Jakarta (Antara Bali) - Pengamat Politik Universitas Pelita Harapan, Emrus
Sihombing mengatakan pembahasan mekanisme pemilihan kepala daerah dalam
perumusan RUU Pilkada tak ubahnya "sandiwara politik" yang kini sedang
dipertontonkan sejumlah partai kepada rakyat.
"Peta suara,
berdasarkan dinamika politik yang dapat kita tangkap pada wacana politik
di ruang publik, sebagai `sandiwara politik` yang dipertontonkan kepada
rakyat," ujar Emrus Sihombing dihubungi di Jakarta, Selasa.
Emrus
memandang, dua sikap yang muncul ke permukaan, yakni mekanisme pilkada
langsung oleh rakyat (seperti yang diinginkan koalisi partai pengusung
Jokowi-JK), serta mekanisme pilkada oleh DPRD (layaknya dikehendaki
partai Koalisi Merah Putih), membuat pembahasan RUU Pilkada seolah hanya
kewenangan elite dan penguasa.
Dia menakar, jika merujuk pada
kumpulan partai kedua koalisi, wacana pilkada dikembalikan kepada DPRD
awalnya diperkirakan akan menang berkat dukungan partai Koalisi Merah
Putih yang jumlah suaranya mayoritas di DPR.
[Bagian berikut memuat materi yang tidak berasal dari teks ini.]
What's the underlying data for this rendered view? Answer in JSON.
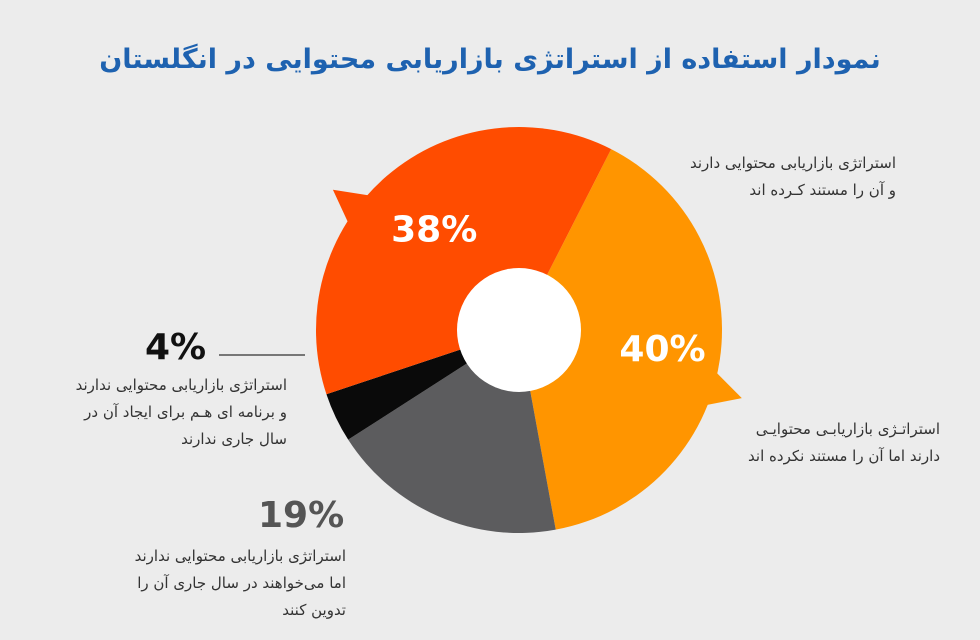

Namun, bergesernya suara DPP Partai Demokrat, diyakini akan membuat peta suara di DPR berubah.
Emrus
menilai realitas politik berlangsung sangat intensif di ruang privat,
di mana antaraktor politik melakukan dialektika politik. Di ruang privat
ini dapat terjadi kesepakatan mekanisme pilkada mana yang menjadi
pilihan.
Menurut Emrus, apabila pengesahan RUU Pilkada ditempuh melalui voting, maka akan terjadi kejutan.
Dia
memperkirakan akan terdapat anggota DPR RI yang tidak sejalan dengan
garis partainya dan mendukung pilkada langsung dengan menggunakan hati
nurani, terutama mereka yang akan berakhir jabatannya pada Oktober ini.
Hal
itu terjadi karena pilkada langsung dirasa lebih demokratis, sementara
pilkada tidak langsung merupakan "pemerkosaan" terhadap kedaulatan
rakyat.
"Melihat dukungan SBY dan Partai Demokrat serta
terjadinya gejolak internal di PPP dan pecahnya suara Golkar, itu
memperlihatkan dukungan pilkada langsung maka suara anggota DPR RI akan
memenangkan pilkada langsung," ujar dia.
Di sisi lain, kata Emrus,
bisa pula terjadi politik "gali lubang" untuk menjerumuskan partai dan
atau aktor politik tertentu. Misalnya, apabila pilkada dikembalikan ke
DPRD, kemudian pada gilirannya partai-partai bergabung dalam koalisi
pendukung Jokowi-JK, maka kepala daerah akan dikuasai kubu Jokowi-JK.
"Partai
yang tidak ikut berkoalisi akan terjebak pada `lubang` tadi. Dan paling
tidak ada dua partai yang sulit bergabung dengan koalisi Jokowi-JK
yaitu Gerindra karena `luka` pilpres belum cair, dan partai PKS karena
secara ideologis partai ini memiliki ideologi, visi dan misi yang sangat
berbeda dengan PDI Perjuangan," paparnya. (WDY)
Pengamat: RUU Pilkada Tak Ubahnya "Sandiwara Politik"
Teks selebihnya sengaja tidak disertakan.